Larry Levinson: The free-wheeling trading of China’s currency in Hong Kong has pushed the “redback” to its widest discount to its mainland counterpart since China relaxed its control.
The so-called “off-shore yuan” trade saw the currency sell for a discount of as much as 2.5% to the value of the “onshore” currency, the Wall Street Journal said.
A year ago, China began relaxing currency rules, seeking to encourage the use of trading outside the country. Currently, Hong Kong is the only market where the yuan is freely traded.

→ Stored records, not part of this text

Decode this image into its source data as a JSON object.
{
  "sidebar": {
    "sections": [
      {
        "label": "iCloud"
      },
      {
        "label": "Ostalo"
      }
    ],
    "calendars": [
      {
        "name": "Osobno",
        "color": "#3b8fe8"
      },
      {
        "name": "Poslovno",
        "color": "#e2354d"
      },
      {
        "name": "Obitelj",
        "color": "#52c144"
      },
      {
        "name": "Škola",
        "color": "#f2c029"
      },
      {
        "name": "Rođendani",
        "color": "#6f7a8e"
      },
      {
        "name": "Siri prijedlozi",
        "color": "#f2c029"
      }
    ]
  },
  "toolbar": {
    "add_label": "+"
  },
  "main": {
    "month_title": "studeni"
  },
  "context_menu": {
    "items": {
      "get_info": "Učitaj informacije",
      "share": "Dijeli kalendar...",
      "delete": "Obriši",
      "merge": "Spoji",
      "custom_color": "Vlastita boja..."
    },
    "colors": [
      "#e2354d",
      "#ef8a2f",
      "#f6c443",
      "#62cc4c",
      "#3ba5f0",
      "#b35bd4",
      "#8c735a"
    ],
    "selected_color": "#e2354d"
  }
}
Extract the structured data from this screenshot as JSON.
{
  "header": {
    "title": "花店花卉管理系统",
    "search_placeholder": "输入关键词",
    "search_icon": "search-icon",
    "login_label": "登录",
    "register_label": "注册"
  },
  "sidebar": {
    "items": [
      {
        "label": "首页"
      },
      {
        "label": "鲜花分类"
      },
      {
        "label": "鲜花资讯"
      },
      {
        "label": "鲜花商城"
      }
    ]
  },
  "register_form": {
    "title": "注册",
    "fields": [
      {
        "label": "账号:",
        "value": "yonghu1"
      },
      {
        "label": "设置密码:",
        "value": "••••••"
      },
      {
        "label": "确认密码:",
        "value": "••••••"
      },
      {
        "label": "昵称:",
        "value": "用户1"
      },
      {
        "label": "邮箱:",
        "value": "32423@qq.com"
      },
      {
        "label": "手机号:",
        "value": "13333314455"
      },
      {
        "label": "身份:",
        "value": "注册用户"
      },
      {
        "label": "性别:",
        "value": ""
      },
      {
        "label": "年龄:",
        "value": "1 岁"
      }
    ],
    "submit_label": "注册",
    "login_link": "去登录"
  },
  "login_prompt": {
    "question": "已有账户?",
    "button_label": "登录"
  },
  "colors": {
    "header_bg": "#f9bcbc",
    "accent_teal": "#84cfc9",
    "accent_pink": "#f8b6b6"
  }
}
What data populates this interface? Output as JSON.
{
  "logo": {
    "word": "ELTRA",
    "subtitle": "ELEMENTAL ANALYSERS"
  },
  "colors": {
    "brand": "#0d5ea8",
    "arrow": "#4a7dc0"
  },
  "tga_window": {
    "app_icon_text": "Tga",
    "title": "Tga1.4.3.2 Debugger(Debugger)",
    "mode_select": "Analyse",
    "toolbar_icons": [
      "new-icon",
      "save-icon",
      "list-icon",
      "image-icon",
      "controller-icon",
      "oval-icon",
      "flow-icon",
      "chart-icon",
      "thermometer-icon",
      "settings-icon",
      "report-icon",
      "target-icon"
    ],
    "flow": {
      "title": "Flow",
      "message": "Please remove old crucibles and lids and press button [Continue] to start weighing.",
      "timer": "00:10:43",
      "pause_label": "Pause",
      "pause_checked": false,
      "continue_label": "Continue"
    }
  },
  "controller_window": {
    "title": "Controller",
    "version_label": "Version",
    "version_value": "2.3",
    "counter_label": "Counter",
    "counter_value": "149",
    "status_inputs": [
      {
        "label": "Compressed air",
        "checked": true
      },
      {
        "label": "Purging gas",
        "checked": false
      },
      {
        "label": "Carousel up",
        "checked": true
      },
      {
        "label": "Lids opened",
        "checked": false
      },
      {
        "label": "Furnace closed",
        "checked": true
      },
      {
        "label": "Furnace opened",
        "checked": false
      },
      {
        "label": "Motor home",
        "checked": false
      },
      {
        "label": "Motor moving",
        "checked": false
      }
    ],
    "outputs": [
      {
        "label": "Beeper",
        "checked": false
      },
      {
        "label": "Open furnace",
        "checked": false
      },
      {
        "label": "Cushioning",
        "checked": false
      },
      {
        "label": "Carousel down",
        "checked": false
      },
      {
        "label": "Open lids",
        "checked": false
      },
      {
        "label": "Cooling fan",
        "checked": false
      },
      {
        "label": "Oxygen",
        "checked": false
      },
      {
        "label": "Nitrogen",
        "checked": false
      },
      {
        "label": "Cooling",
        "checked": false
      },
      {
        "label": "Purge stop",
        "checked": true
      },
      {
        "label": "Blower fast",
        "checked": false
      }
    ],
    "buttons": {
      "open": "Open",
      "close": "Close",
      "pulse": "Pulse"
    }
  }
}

The discount narrowed today, though it was large compared with previous trading. U.S. dollars (NYSE:UUP) were trading for 6.3935 yuan in the onshore market and 6.4925 in the Hong Kong market, amounting to a discount of about 1.5%, the paper said.
Traders are seeking USD worldwide as stock markets flounder amid fears of an economic slowdown.
Demand for the yuan has generally kept prices higher for the currency as traders anticipate that China’s desire to see the yuan become a widely traded currency will add to its value.
However, China’s leaders have traditionally loathed the kind of arbitrage opportunities that can arise from trading in different markets, although they have yet to introduce rules to narrow the spread.
The WisdomTree Dreyfus Chinese Yuan ETF (NYSE:CYB) gives investors a way to profit from the currency trade.